One of the key improvements is in OpenAI’s chatbot, ChatGPT. While ChatGPT has always had a voice mode that converts the chatbot’s responses into speech, GPT-4o enhances this feature, making interactions with ChatGPT more like talking to an assistant.
Users can ask a question to the GPT-4o-powered ChatGPT and even interrupt it while it’s responding. OpenAI says the model responds in “real-time” and can even detect subtle changes in a user’s voice, allowing it to generate responses in various emotional styles, including singing.
GPT-4o also enhances ChatGPT’s ability to understand images. Whether it’s a photo or a screenshot, ChatGPT can quickly answer related questions, from “What’s happening in this code?” to “What brand is the shirt this person is wearing?”
Murati says these features will continue to evolve. For example, in the future, GPT-4o could enable ChatGPT to “watch” a live sports game and explain the rules to you.
“Our models are becoming more complex, but we want the interaction experience to be more natural and easy,” said Murati. “We’ve been focusing on improving the intelligence of these models for the past few years. But this is the first time we’re making a significant leap in terms of ease of use.”
GPT-4o also supports around 50 languages and is twice as fast, half the price, and has higher rate limits than GPT-4 Turbo in OpenAI’s API and Microsoft’s Azure OpenAI Service.
However, not all customers have access to the voice capabilities of the GPT-4o API yet. OpenAI plans to initially launch support for GPT-4o’s new audio features to “a small group of trusted partners” due to misuse concerns.
Starting today, GPT-4o is available in the free tier of ChatGPT and to subscribers of OpenAI’s premium ChatGPT Plus and Team plans, which offer “5x higher” message limits. The improved ChatGPT voice experience powered by GPT-4o will be available in alpha for Plus users in the next month or so, along with options for enterprises.

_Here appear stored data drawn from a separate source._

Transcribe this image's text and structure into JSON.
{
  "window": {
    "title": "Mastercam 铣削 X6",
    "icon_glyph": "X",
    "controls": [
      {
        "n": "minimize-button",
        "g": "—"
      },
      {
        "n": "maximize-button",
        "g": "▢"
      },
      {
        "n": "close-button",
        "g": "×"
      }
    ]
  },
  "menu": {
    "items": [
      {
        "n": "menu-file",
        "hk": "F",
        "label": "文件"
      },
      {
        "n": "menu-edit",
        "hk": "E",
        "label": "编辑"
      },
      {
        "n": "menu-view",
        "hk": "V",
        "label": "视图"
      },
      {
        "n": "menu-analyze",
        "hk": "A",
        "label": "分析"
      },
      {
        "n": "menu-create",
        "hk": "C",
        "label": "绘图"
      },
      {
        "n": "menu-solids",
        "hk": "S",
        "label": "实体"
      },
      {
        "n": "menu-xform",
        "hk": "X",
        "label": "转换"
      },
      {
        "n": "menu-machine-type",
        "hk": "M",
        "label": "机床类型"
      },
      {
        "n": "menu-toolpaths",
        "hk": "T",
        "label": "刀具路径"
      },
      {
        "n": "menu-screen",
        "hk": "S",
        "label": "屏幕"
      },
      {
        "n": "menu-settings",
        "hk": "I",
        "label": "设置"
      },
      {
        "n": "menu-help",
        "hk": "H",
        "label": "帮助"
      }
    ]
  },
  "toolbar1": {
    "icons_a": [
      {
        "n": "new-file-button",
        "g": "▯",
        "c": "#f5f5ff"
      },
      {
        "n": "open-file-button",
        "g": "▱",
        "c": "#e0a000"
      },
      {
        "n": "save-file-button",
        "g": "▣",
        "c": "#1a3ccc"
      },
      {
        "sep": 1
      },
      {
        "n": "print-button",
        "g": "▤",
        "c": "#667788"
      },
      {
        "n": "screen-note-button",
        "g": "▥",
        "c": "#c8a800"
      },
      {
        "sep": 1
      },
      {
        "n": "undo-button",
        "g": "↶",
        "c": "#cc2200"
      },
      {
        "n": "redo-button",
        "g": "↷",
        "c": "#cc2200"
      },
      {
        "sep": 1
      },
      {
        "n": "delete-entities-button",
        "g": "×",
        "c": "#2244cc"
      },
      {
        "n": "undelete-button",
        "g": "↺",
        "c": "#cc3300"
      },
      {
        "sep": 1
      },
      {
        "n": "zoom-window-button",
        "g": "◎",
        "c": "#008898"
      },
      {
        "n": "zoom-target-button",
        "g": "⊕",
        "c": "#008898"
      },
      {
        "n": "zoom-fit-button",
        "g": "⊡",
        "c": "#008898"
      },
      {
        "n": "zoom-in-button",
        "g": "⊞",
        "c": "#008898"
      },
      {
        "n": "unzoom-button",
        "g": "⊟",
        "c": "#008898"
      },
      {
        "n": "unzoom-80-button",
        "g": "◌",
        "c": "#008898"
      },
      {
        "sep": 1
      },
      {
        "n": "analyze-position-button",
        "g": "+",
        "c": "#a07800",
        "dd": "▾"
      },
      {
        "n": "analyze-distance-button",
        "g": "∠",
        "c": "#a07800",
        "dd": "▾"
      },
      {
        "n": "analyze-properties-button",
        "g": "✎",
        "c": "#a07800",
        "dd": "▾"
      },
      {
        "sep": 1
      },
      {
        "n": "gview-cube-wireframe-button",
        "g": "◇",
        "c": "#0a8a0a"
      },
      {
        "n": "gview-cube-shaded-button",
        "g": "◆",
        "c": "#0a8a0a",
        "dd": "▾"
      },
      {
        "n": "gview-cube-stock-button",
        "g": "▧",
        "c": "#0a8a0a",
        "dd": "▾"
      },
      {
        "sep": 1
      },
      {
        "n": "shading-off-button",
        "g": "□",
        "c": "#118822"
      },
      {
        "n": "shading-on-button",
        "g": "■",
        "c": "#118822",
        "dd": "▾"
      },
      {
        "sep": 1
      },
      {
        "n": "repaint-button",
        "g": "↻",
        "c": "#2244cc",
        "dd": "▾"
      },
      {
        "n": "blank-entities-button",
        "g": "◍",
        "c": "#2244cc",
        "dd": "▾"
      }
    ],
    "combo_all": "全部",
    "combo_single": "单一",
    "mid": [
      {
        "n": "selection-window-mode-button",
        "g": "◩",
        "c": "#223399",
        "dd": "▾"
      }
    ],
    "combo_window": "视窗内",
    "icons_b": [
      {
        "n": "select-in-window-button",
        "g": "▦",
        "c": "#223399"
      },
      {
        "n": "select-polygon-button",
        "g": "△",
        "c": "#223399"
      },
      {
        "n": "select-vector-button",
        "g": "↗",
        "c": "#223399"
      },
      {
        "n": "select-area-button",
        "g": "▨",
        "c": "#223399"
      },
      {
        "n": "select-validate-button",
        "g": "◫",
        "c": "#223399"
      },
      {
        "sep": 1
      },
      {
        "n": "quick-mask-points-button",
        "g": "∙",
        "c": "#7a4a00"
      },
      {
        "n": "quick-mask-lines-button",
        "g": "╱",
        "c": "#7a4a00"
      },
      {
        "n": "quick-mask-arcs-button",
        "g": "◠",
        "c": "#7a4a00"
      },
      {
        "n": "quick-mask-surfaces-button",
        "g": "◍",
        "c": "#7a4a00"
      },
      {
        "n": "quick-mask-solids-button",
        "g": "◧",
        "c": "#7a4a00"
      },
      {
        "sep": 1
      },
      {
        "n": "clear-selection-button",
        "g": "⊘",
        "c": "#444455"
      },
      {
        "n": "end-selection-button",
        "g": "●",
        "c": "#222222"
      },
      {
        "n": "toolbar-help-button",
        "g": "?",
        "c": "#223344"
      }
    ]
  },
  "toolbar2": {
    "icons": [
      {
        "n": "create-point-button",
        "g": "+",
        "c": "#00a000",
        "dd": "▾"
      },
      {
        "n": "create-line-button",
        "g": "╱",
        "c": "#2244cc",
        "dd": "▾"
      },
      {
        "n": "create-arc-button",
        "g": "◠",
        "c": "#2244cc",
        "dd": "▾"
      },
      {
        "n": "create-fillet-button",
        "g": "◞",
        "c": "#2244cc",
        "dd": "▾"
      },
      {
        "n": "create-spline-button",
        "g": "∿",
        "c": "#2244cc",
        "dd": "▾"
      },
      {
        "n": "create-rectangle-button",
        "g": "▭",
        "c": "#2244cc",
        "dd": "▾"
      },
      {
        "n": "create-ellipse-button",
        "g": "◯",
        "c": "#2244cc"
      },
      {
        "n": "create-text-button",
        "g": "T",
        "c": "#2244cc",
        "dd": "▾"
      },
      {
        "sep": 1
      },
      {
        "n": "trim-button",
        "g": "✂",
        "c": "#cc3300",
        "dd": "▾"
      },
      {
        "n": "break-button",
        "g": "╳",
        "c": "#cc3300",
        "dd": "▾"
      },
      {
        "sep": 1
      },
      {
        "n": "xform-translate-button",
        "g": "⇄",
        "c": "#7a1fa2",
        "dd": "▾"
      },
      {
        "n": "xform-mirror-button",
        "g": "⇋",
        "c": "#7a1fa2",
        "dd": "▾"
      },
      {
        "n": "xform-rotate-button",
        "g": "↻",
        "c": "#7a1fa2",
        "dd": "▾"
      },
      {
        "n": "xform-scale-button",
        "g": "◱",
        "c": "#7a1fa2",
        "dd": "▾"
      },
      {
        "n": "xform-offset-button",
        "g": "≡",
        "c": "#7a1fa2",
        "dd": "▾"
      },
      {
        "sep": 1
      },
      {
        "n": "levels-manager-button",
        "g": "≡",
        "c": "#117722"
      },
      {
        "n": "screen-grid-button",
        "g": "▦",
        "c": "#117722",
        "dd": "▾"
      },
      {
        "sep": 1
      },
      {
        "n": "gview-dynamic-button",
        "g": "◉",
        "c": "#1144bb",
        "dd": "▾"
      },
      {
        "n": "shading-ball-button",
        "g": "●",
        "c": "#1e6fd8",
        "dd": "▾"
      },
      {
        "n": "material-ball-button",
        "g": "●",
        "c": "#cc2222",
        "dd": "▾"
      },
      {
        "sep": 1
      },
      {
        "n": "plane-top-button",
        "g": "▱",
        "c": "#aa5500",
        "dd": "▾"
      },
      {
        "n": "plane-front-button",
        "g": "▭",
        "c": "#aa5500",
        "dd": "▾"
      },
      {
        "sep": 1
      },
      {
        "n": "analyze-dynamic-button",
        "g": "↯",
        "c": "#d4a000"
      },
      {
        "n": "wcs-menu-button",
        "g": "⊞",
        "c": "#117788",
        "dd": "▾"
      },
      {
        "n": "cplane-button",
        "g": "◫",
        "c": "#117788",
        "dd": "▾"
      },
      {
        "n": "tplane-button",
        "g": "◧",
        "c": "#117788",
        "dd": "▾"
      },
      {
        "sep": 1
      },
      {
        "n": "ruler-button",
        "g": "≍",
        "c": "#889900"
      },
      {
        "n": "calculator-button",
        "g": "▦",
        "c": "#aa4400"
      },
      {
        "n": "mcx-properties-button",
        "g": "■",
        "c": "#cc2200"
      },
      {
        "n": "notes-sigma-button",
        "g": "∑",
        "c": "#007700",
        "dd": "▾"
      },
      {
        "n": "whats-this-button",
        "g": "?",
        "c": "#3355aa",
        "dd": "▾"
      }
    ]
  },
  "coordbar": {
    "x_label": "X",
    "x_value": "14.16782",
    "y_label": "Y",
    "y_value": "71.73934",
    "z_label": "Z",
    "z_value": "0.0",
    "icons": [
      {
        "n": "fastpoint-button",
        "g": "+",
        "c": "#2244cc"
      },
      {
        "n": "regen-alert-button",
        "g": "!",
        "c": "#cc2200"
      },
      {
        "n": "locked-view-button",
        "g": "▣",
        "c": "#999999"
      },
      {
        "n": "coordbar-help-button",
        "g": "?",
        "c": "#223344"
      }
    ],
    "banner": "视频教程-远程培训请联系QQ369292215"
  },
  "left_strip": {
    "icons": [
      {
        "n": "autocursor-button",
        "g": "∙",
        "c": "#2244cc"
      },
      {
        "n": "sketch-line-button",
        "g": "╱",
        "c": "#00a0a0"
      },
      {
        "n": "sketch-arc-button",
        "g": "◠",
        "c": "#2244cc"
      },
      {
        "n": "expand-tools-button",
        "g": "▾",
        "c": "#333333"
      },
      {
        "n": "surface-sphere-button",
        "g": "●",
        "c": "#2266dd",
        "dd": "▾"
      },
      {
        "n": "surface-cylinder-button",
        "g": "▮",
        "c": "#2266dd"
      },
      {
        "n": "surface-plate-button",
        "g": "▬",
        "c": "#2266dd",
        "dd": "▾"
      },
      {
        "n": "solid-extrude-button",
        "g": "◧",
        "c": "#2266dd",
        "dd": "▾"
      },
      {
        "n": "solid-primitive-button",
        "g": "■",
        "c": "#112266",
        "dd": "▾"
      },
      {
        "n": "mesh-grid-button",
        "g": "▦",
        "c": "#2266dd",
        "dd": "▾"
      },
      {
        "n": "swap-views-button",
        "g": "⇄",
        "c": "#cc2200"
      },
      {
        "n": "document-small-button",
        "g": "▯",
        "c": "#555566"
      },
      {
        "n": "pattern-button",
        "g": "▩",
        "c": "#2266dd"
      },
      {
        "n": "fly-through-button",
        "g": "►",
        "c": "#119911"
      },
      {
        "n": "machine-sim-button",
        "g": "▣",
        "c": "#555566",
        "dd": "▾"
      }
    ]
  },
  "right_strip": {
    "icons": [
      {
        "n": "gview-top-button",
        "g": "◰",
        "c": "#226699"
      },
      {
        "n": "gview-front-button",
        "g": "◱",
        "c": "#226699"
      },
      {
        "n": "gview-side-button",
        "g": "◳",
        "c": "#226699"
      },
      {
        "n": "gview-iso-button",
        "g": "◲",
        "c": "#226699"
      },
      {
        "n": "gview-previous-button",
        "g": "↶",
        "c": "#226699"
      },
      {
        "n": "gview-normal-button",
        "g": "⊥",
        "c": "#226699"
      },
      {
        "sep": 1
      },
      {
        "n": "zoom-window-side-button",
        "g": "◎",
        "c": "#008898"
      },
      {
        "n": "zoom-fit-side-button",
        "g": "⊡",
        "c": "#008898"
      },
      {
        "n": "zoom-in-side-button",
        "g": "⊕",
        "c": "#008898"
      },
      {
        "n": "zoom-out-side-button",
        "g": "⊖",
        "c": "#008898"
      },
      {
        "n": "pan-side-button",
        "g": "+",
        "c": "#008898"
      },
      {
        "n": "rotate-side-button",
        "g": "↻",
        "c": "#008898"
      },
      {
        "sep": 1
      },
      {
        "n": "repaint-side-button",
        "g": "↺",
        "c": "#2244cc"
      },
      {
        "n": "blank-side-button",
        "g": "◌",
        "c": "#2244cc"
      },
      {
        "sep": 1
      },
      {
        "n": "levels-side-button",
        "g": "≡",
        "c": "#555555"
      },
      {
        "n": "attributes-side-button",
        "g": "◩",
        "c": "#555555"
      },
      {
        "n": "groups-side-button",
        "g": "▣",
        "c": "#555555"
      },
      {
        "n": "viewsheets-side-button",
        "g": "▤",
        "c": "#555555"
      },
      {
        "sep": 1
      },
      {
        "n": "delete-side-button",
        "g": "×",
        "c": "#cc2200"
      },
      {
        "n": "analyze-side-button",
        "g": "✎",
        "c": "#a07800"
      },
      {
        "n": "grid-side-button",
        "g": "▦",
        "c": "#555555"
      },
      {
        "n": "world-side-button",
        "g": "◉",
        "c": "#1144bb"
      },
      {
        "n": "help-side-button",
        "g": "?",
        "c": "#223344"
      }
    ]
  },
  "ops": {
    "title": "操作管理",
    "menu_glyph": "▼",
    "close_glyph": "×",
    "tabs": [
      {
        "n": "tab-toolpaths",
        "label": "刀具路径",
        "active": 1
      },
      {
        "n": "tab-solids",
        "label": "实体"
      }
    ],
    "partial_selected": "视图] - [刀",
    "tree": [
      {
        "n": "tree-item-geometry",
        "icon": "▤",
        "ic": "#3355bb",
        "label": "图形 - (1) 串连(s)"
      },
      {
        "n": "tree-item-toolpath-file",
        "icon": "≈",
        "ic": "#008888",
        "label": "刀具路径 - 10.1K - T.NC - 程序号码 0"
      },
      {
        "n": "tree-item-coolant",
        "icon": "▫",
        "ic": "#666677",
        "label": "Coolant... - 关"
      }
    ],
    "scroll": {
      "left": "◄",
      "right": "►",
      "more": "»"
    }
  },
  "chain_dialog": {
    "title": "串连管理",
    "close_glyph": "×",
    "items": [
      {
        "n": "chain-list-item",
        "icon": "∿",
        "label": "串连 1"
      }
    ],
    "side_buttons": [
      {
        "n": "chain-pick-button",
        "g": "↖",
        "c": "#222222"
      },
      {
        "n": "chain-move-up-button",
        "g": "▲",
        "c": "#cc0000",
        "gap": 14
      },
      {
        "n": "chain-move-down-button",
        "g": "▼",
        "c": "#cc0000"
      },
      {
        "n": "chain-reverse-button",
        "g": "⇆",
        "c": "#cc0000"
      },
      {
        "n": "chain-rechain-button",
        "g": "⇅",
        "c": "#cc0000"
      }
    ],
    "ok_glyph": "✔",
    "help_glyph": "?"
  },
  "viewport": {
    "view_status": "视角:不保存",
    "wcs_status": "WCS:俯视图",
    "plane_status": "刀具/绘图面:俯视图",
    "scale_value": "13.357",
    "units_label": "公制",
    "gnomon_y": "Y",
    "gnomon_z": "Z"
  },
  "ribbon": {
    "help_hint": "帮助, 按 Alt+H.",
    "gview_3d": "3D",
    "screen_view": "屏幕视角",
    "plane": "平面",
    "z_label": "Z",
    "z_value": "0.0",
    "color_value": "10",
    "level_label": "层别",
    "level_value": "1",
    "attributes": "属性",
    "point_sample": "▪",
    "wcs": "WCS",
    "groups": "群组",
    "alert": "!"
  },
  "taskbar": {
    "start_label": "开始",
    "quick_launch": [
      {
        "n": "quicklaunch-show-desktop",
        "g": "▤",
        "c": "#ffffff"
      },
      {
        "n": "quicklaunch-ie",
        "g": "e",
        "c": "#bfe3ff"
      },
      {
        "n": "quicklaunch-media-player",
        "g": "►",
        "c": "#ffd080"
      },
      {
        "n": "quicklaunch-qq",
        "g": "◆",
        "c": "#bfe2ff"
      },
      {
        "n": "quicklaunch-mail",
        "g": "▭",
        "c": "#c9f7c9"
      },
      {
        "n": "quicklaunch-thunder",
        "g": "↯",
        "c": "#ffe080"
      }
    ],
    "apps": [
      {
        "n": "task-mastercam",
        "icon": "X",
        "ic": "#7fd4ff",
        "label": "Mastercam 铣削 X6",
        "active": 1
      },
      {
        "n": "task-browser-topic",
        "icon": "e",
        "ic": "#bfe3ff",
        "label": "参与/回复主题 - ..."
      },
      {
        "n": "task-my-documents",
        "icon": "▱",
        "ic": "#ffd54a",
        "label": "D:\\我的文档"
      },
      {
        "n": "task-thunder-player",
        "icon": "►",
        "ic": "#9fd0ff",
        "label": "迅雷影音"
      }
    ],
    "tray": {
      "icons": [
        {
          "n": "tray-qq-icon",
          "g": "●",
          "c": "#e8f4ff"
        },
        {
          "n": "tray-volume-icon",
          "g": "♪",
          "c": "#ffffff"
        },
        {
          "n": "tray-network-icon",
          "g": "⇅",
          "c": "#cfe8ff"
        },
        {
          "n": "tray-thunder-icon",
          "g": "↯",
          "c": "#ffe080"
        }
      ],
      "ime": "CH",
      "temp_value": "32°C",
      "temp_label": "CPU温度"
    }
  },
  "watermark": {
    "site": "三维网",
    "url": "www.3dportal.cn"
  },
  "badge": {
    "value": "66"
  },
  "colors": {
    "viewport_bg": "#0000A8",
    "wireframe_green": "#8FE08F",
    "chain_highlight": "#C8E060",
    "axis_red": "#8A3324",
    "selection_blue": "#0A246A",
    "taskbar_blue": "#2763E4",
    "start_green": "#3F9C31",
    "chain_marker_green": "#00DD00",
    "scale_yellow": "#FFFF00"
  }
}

In related news, OpenAI is launching a refreshed ChatGPT UI on the web with a new, “more conversational” home screen and message layout, and a desktop version of ChatGPT for macOS that lets users ask questions via a keyboard shortcut or take and discuss screenshots. ChatGPT Plus users will get first access to the app starting today, and a Windows version will be released later this year.
Additionally, the GPT Store, OpenAI’s library of and creation tools for third-party chatbots built on its AI models, is now available to users of ChatGPT’s free tier. Free users can also use ChatGPT features that were previously behind a paywall, such as a memory feature that allows ChatGPT to “remember” preferences for future interactions, upload files and photos, and search the web for answers to timely questions.